Il est visé par l'autorité hiérarchique qui peut formuler, si elle l'estime utile, ses propres observations. /Le compte rendu est notifié au fonctionnaire qui le signe pour attester qu'il en a pris connaissance puis le retourne à l'autorité hiérarchique qui le verse à son dossier. ".
3. Le garde des sceaux, ministre de la justice fait valoir que l'acte attaqué est un document préparatoire qui n'est pas susceptible de faire grief. Il résulte en effet des dispositions précitées que le compte rendu litigieux a été signé via l'application Estève par le supérieur hiérarchique direct du requérant puis soumis à observations de ce dernier qui a refusé l'entretien par téléphone qui lui été proposé et a demandé un entretien en présentiel. Cet entretien n'ayant pu être organisé du fait de l'enregistrement prématuré de la présente requête, le CREP attaqué n'a pu être visé par l'autorité hiérarchique à laquelle appartient en dernier lieu le pouvoir d'évaluation de l'agent.

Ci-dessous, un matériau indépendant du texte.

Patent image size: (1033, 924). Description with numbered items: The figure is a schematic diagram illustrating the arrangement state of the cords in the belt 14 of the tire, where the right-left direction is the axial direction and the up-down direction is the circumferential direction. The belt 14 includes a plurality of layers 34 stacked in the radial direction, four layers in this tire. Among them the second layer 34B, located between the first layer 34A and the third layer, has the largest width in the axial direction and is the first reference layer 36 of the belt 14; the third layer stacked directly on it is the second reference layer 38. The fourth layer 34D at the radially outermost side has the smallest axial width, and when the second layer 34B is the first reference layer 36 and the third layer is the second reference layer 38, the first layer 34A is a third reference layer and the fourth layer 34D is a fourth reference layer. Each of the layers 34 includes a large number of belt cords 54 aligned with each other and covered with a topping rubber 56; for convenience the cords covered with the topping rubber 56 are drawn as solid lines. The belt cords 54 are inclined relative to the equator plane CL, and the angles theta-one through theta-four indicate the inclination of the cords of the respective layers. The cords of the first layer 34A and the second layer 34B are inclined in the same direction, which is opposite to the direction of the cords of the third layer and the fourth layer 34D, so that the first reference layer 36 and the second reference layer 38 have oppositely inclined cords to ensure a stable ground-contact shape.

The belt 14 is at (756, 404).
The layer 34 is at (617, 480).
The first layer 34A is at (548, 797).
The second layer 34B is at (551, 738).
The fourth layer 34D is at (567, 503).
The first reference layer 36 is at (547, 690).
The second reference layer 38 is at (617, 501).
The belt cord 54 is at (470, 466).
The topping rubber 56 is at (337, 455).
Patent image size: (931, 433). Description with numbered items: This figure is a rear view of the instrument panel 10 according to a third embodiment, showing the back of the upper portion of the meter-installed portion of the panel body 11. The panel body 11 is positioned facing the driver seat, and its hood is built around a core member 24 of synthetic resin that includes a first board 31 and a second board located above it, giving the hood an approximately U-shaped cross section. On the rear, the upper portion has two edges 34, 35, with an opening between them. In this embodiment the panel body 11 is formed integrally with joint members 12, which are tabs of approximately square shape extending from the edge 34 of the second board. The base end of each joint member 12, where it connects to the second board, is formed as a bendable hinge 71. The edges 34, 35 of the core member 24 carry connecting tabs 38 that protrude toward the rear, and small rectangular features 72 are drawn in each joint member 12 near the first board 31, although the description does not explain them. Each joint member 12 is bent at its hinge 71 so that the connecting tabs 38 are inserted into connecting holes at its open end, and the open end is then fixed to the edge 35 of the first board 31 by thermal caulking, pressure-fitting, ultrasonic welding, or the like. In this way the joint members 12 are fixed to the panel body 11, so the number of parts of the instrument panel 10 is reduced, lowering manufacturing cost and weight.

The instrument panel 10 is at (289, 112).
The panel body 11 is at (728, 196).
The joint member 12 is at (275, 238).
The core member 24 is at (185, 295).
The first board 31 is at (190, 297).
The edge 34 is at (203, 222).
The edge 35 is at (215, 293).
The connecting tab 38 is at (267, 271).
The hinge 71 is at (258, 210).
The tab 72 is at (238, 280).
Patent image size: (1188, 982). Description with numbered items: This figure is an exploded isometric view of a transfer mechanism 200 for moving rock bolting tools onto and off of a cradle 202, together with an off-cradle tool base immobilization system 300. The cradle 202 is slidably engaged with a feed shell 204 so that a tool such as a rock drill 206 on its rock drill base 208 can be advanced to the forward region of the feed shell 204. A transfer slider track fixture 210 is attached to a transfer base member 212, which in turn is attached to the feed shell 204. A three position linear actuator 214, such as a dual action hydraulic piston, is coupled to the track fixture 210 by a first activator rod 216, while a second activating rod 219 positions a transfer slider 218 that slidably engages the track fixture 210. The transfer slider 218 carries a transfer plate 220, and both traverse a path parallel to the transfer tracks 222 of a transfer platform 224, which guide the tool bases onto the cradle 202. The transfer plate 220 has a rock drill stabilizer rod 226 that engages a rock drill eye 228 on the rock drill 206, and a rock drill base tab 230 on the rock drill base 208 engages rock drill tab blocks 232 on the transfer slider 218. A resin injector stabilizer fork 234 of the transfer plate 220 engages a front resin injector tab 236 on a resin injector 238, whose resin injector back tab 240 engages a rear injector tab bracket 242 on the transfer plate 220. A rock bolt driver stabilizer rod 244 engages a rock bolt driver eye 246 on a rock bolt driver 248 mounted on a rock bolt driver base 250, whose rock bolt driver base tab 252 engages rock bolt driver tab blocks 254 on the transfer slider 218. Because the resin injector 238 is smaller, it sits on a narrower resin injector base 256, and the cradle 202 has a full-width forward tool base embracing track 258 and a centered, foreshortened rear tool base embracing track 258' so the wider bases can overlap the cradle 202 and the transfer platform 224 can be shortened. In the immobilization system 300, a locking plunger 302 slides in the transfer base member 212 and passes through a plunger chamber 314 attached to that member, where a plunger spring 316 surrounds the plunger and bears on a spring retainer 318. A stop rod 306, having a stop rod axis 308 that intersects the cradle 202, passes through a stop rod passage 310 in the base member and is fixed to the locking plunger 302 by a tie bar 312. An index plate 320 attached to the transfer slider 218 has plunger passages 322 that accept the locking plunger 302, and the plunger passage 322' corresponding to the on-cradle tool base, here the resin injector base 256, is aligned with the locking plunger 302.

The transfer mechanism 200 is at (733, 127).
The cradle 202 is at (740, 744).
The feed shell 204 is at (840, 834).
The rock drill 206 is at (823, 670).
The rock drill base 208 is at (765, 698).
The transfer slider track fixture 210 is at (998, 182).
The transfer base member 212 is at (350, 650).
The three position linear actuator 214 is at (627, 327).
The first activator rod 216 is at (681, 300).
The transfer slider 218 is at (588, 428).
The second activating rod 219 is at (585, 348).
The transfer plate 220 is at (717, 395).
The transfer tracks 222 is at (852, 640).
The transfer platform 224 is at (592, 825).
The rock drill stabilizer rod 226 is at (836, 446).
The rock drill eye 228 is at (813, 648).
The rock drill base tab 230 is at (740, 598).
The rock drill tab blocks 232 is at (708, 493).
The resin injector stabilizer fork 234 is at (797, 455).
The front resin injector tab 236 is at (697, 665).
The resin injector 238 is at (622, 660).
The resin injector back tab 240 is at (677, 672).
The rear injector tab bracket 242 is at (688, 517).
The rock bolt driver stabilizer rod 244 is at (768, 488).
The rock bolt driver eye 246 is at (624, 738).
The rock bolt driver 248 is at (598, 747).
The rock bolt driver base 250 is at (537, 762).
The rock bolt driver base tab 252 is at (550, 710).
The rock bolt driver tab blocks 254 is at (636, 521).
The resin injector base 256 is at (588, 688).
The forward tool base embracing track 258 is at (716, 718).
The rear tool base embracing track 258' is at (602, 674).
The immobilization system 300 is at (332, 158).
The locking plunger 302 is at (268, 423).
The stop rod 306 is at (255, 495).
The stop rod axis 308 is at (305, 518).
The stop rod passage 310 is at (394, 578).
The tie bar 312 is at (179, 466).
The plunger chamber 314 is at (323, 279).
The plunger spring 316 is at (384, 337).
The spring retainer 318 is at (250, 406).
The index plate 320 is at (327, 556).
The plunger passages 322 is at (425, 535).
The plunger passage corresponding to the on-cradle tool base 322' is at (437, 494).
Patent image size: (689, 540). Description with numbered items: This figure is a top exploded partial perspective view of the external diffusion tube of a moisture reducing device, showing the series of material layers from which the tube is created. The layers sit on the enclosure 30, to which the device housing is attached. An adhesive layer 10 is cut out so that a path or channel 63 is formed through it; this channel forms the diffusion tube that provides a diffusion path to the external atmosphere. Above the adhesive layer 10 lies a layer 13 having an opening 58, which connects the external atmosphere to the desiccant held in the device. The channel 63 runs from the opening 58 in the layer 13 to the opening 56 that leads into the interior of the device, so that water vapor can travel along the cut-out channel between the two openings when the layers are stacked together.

Le document attaqué ne constitue donc, en l'espèce, qu'un document intermédiaire dans la procédure d'évaluation, car il n'est pas finalisé par l'autorité hiérarchique, et, par suite, préparatoire. Il ne peut pas, dès lors, donner directement lieu à un recours pour excès de pouvoir. Ainsi, les conclusions de la requête de M. B, dirigées contre cette mesure préparatoire dépourvue du caractère d'acte faisant grief, ne sont pas recevables et ne peuvent qu'être rejetées. Par voie de conséquence il y a lieu de rejeter également les conclusions à fin d'injonction.
D E C I D E :
Article 1er : La requête de M. B est rejetée.
Article 2 : Le présent jugement sera notifié à M. B, au garde des sceaux, ministre de la justice et à la section du contentieux du Conseil d'Etat.
Copie sera transmise à la Cour nationale du droit d'asile.
Délibéré après l'audience du 31 août 2023, à laquelle siégeaient :
M. Descombes, président,
M. Le Roux, premier conseiller,
Mme Tourre, première conseillère.
Rendu public par mise à disposition au greffe le 14 septembre 2023.
Le président-rapporteur,
signé
G. Descombes
L'assesseur le plus ancien,
signé
P. Le Roux
Le greffier,
signé
J.-M. Riaud
La République mande et ordonne au garde des sceaux, ministre de la justice, en ce qui le concerne, ou à tous commissaires de justice à ce requis, en ce qui concerne les voies de droit commun contre les parties privées, de pourvoir à l'exécution de la présente décision.